I suppose it depends on your definition of "pay off".
It will pay off for the people investing in it, when the US government inevitably bails them out. There is a reason Zuckerberg, Huang, etc are so keen on attending White House dinners.
It certainly wont pay off for the American public.
A lot of you guys in the AI industry are going to lose your jobs. LLM and prompt ‘engineering’ experts won’t be able to score an AI job paying as well as a barista.
"yeah, there's no way spending in those data centers will pay off. However, let me show you this little trinket which runs z/OS and which is exactly what you need for these kinds of workloads. You can subscribe to it for the low introductory price of..."
IBM CEO is steering a broken ship and it's not improved course, not someone who's words you should take seriously.
1. The missed the AI wave (hired me to teach watson law only to lay me off 5 wks later, one cause of the serious talent issues over there)
2. They bought most of their data center (companies), they have no idea about building and operating one, not at the scale the "competitors" are operating at
His argument follows almost directly, and trivially, from his central premise: a 0% or 1% chance of reaching AGI.
Yeah, if you assume technology will stagnate over the next decade and AGI is essentially impossible, these investments will not be profitable. Sam Altman himself wouldn't dispute that. But it's a controversial premise, and one that there's no particular reason to think that the... CEO of IBM would have any insight into.
then it seems like neither Sam Altman (pro) or IBM (proxy con) have credible or even really interesting or insightful evidence, theories ... even suggestions for what's likely to happen? i.e. We should stop listening to all of them?

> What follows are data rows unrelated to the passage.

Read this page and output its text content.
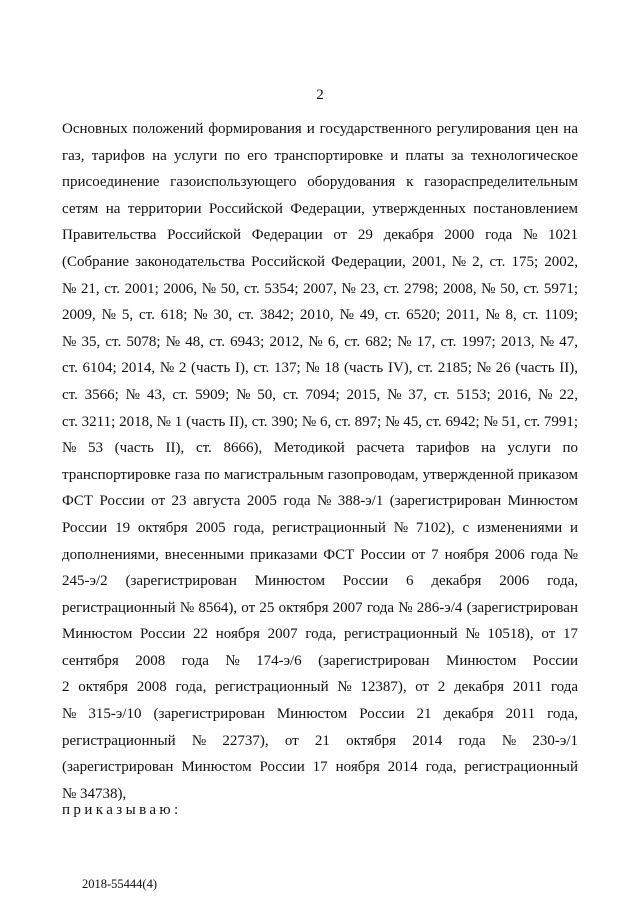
2
Основных положений формирования и государственного регулирования цен на
газ, тарифов на услуги по его транспортировке и платы за технологическое
присоединение газоиспользующего оборудования к газораспределительным
сетям на территории Российской Федерации, утвержденных постановлением
Правительства Российской Федерации от 29 декабря 2000 года № 1021
(Собрание законодательства Российской Федерации, 2001, № 2, ст. 175; 2002,
№ 21, ст. 2001; 2006, № 50, ст. 5354; 2007, № 23, ст. 2798; 2008, № 50, ст. 5971;
2009, № 5, ст. 618; № 30, ст. 3842; 2010, № 49, ст. 6520; 2011, № 8, ст. 1109;
№ 35, ст. 5078; № 48, ст. 6943; 2012, № 6, ст. 682; № 17, ст. 1997; 2013, № 47,
ст. 6104; 2014, № 2 (часть I), ст. 137; № 18 (часть IV), ст. 2185; № 26 (часть II),
ст. 3566; № 43, ст. 5909; № 50, ст. 7094; 2015, № 37, ст. 5153; 2016, № 22,
ст. 3211; 2018, № 1 (часть II), ст. 390; № 6, ст. 897; № 45, ст. 6942; № 51, ст. 7991;
№ 53 (часть II), ст. 8666), Методикой расчета тарифов на услуги по
транспортировке газа по магистральным газопроводам, утвержденной приказом
ФСТ России от 23 августа 2005 года № 388-э/1 (зарегистрирован Минюстом
России 19 октября 2005 года, регистрационный № 7102), с изменениями и
дополнениями, внесенными приказами ФСТ России от 7 ноября 2006 года №
245-э/2 (зарегистрирован Минюстом России 6 декабря 2006 года,
регистрационный № 8564), от 25 октября 2007 года № 286-э/4 (зарегистрирован
Минюстом России 22 ноября 2007 года, регистрационный № 10518), от 17
сентября 2008 года № 174-э/6 (зарегистрирован Минюстом России
2 октября 2008 года, регистрационный № 12387), от 2 декабря 2011 года
№ 315-э/10 (зарегистрирован Минюстом России 21 декабря 2011 года,
регистрационный № 22737), от 21 октября 2014 года № 230-э/1
(зарегистрирован Минюстом России 17 ноября 2014 года, регистрационный
№ 34738),
приказываю:
2018-55444(4)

It's a very reasonable claim to make, but yes, average denizen of peanut gallery can spot this is a bubble from a mile way, doensn't need "insight" of napkin math done by some CEO that's not even in the industry.

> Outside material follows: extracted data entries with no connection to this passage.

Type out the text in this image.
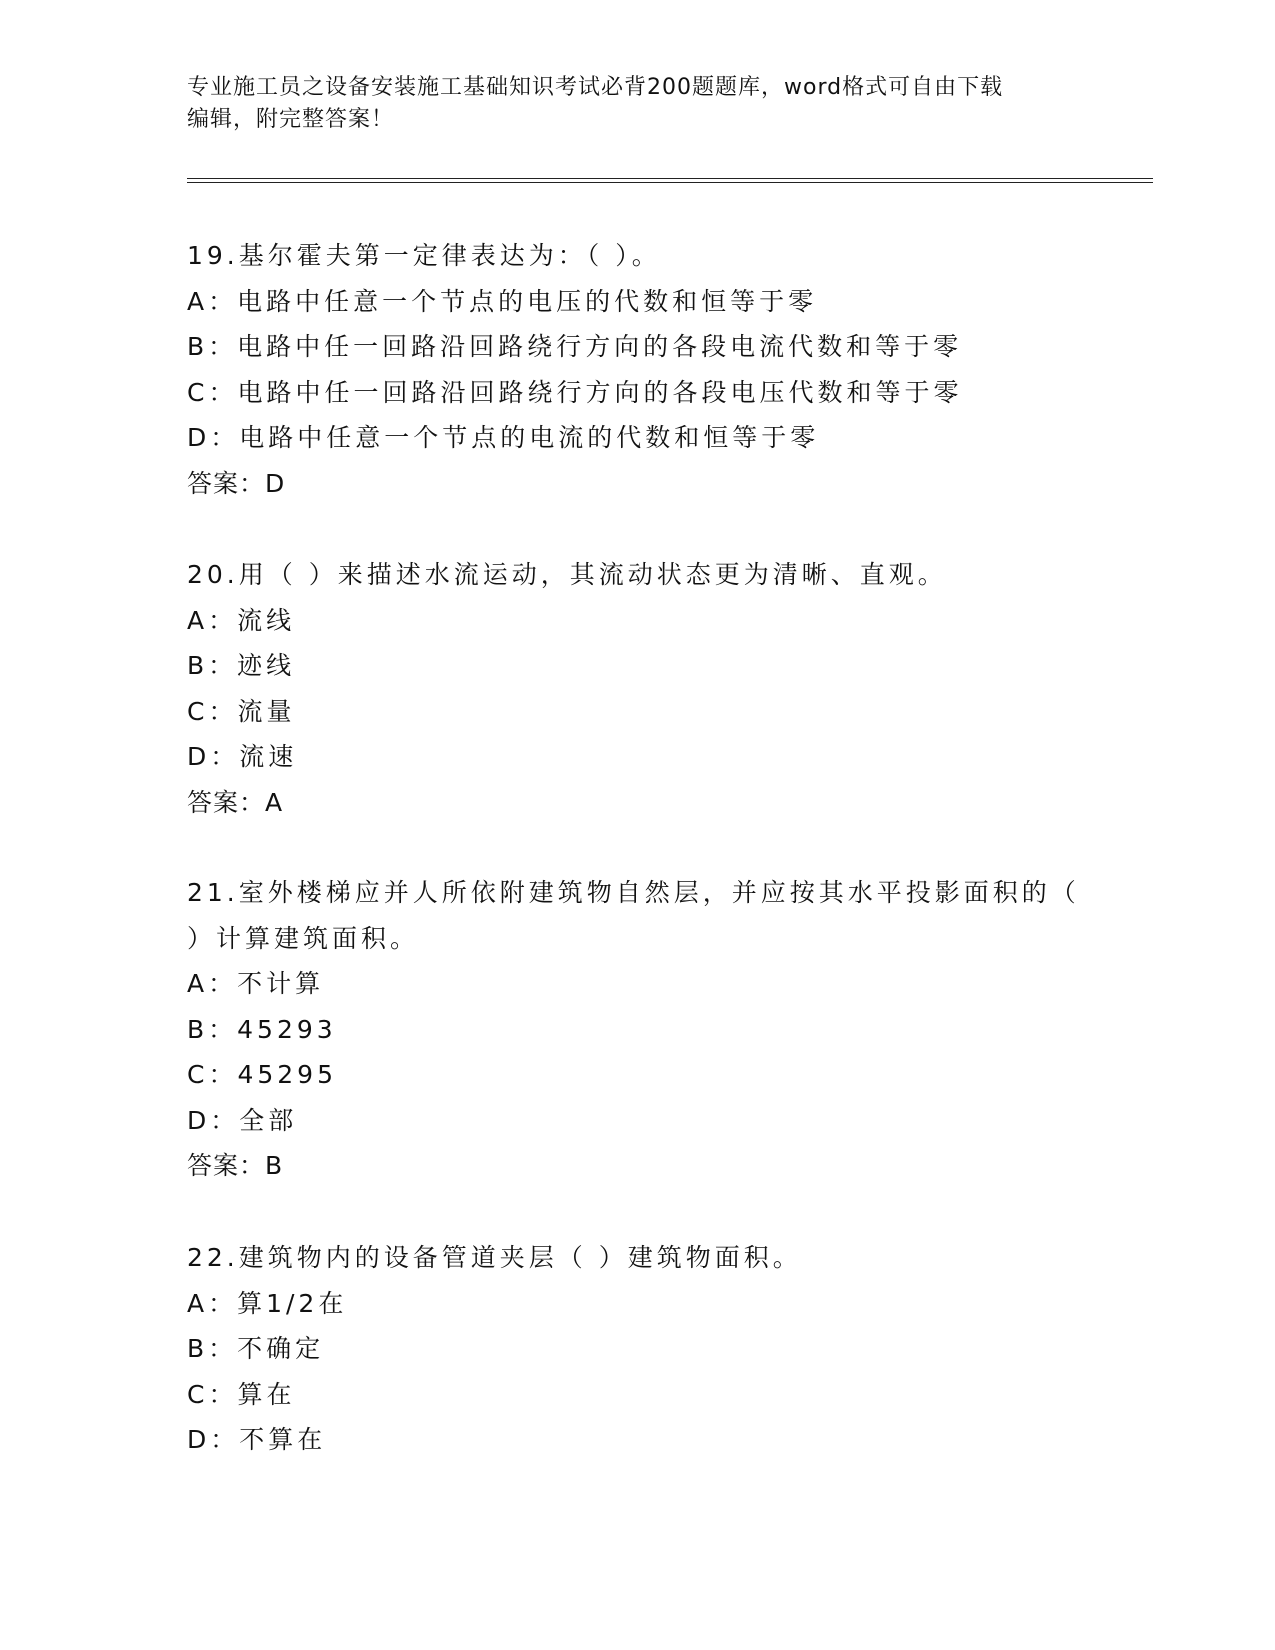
专业施工员之设备安装施工基础知识考试必背200题题库，word格式可自由下载
编辑，附完整答案！
19.基尔霍夫第一定律表达为：（ ）。
A：电路中任意一个节点的电压的代数和恒等于零
B：电路中任一回路沿回路绕行方向的各段电流代数和等于零
C：电路中任一回路沿回路绕行方向的各段电压代数和等于零
D：电路中任意一个节点的电流的代数和恒等于零
答案：D
20.用（ ）来描述水流运动，其流动状态更为清晰、直观。
A：流线
B：迹线
C：流量
D：流速
答案：A
21.室外楼梯应并人所依附建筑物自然层，并应按其水平投影面积的（
）计算建筑面积。
A：不计算
B：45293
C：45295
D：全部
答案：B
22.建筑物内的设备管道夹层（ ）建筑物面积。
A：算1/2在
B：不确定
C：算在
D：不算在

Tho he's probably not too happy that they sold the server business to Lenovo, could at least earn something on selling shovels
we don't need AGI to use all that compute
we need businesses who are willing to pay for ai / compute at prices where both sides are making money
I for one could 10x my AI usage if the results on my side pan out. Spending $100 on ai today has ROI, will 10x that still have ROI for me in a couple years? probably, I expect agentic teams to increase in capability and more of my work. Then the question is can I turn that increase productivity into more revenues (>$1000 / month, one more client would cover this and then some)

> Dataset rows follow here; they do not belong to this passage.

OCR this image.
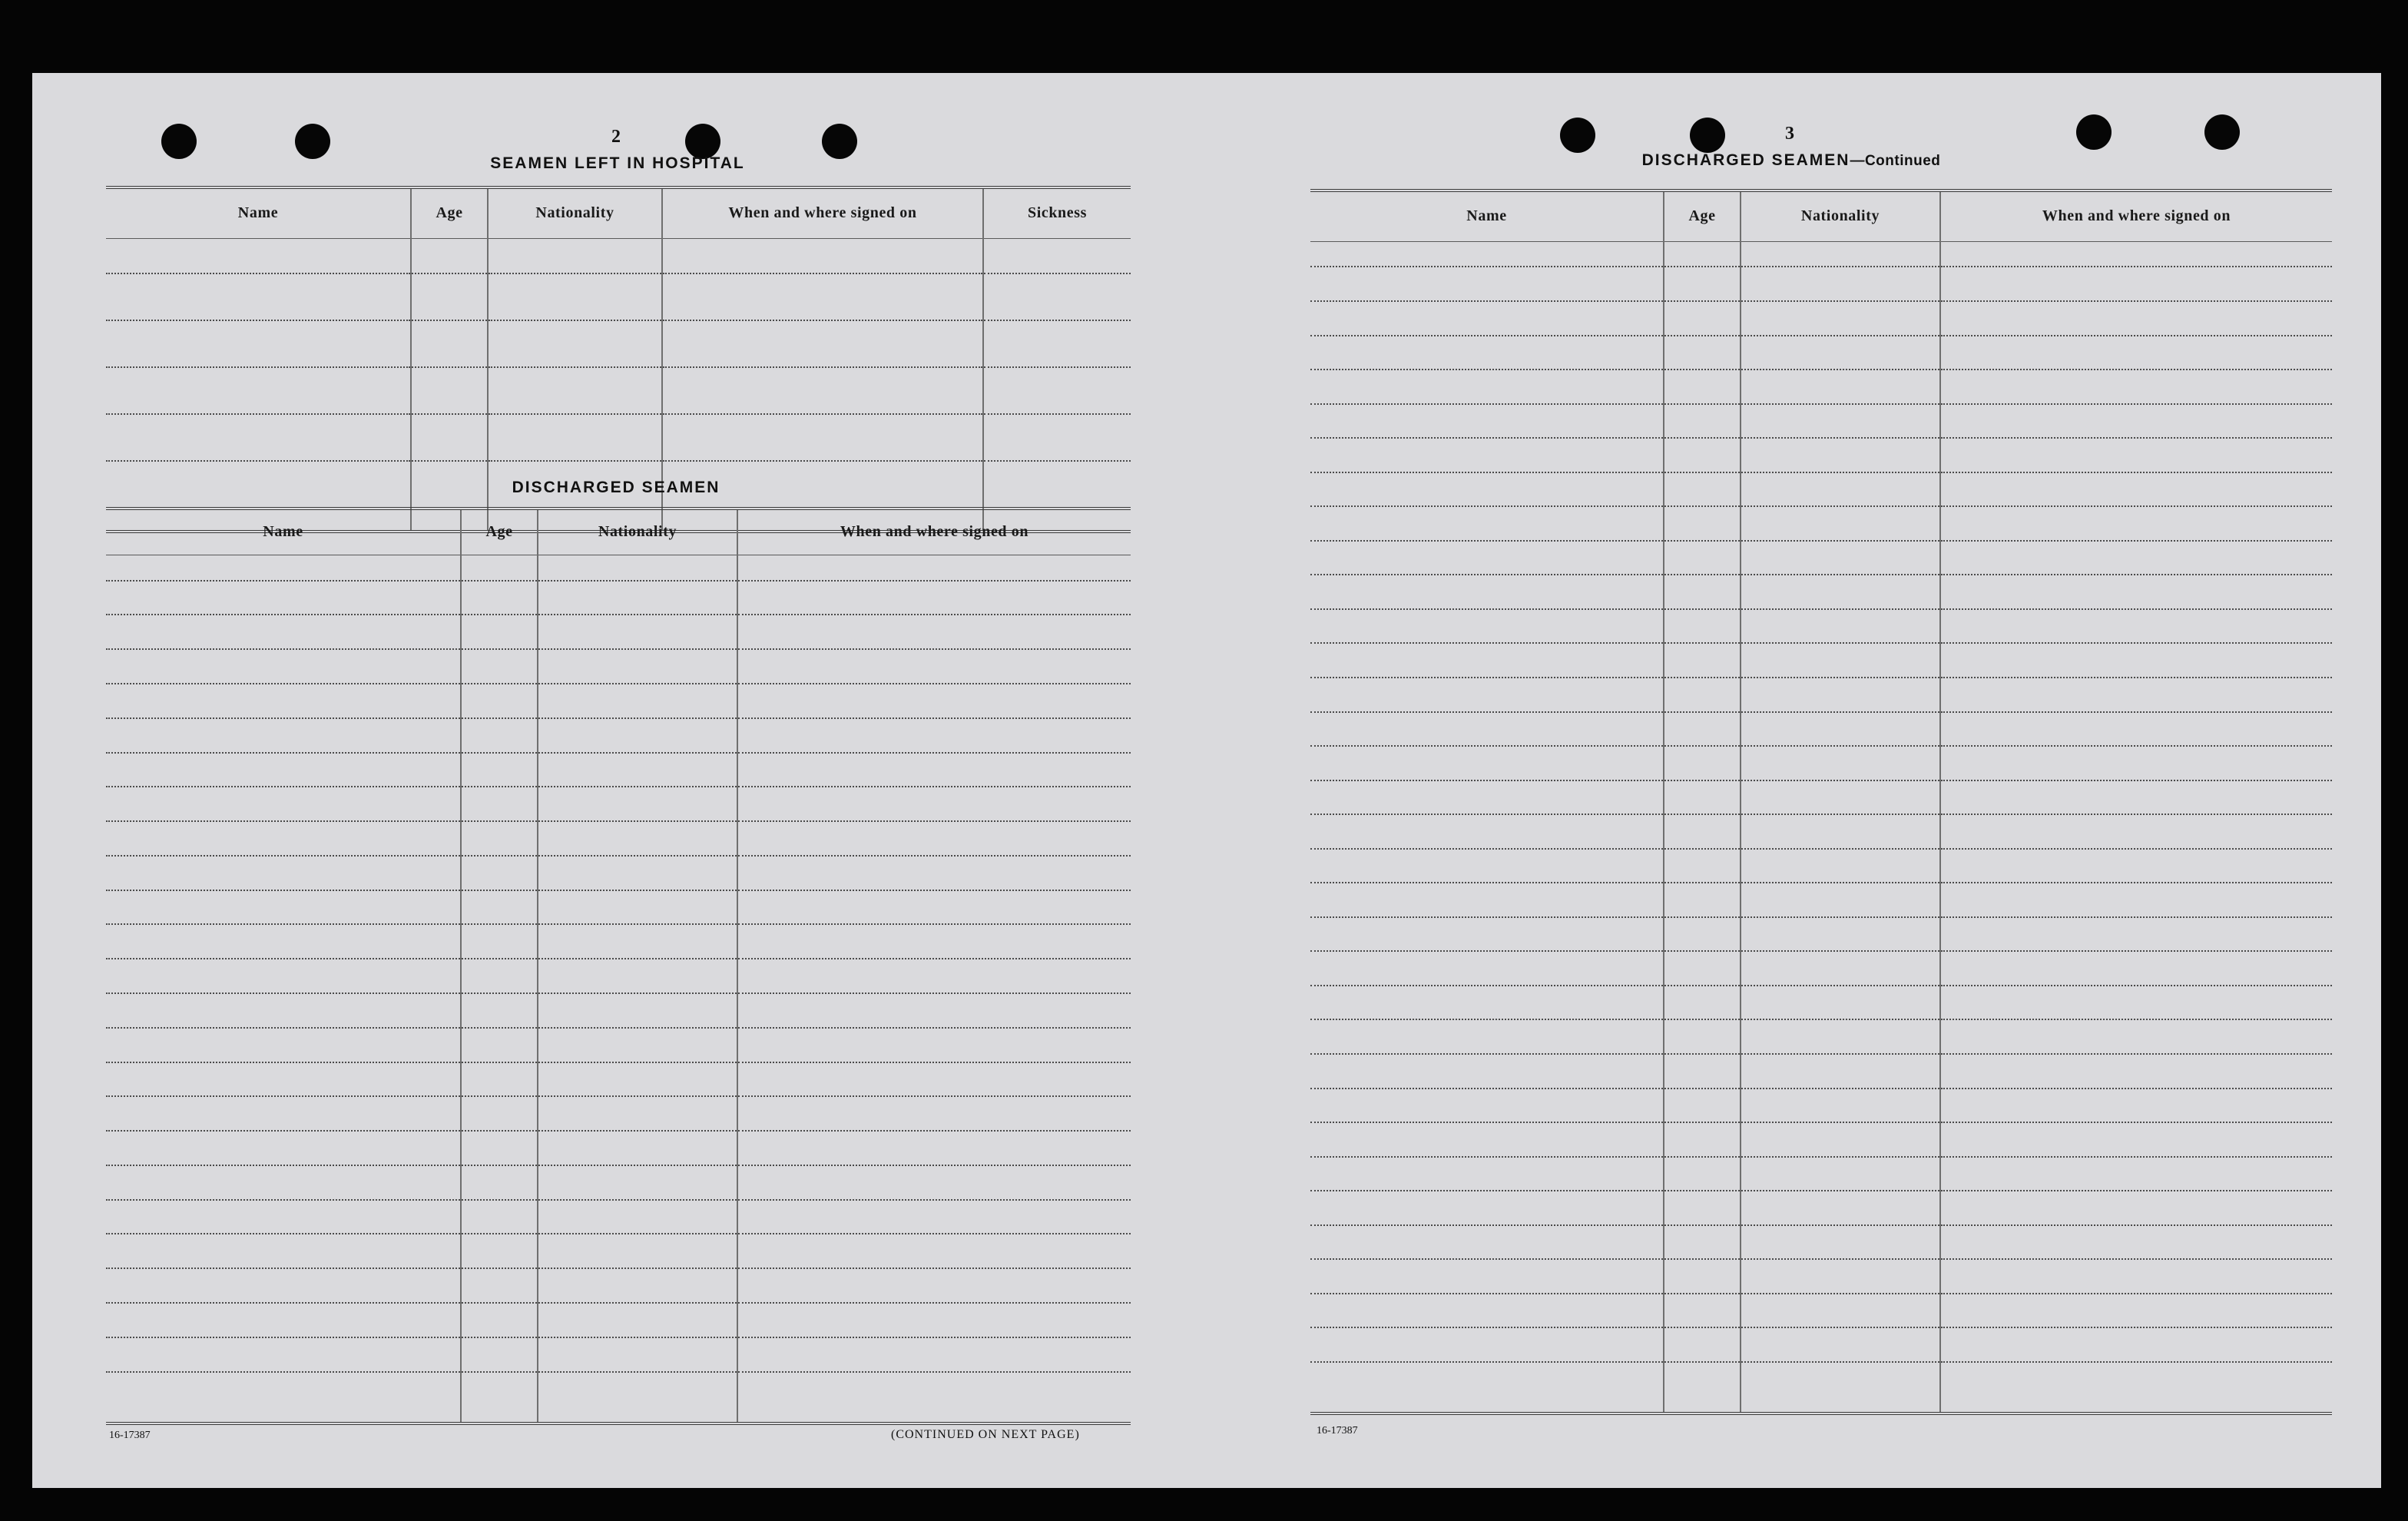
2
SEAMEN LEFT IN HOSPITAL
Name	Age	Nationality	When and where signed on	Sickness

DISCHARGED SEAMEN
Name	Age	Nationality	When and where signed on

16-17387	(CONTINUED ON NEXT PAGE)
3
DISCHARGED SEAMEN—Continued
Name	Age	Nationality	When and where signed on

16-17387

IBM can be a hot mess, and the CEO may not be wrong about this. These things are not mutually exclusive.
IBM CEO has sour grapes.
IBM's HPC products were enterprise oriented slop products banked on their reputation, and the ROI torched their credibility when compute costs started getting taken seriously. Watson and other products got smeared into kafkaesque arbitrary branding for other product suites, and they were nearly all painful garbage - mobile device management standing out as a particularly grotesque system to use. Now, IBM lacks any legitimate competitive edge in any of the bajillion markets they tried to target, no credibility in any of their former flagship domains, and nearly every one of their products is hot garbage that costs too much, often by orders of magnitude, compared to similar functionality you can get from things like open source or even free software offered and serviced by other companies. They blew a ton of money on HPC before there was any legitimate reason to do so. Watson on Jeopardy was probably the last legitimately impressive thing they did, and all of their tech and expertise has been outclassed since.
If it is so obvious that it won’t pay off, why is every company investing in it? What alpha do you have that they don’t?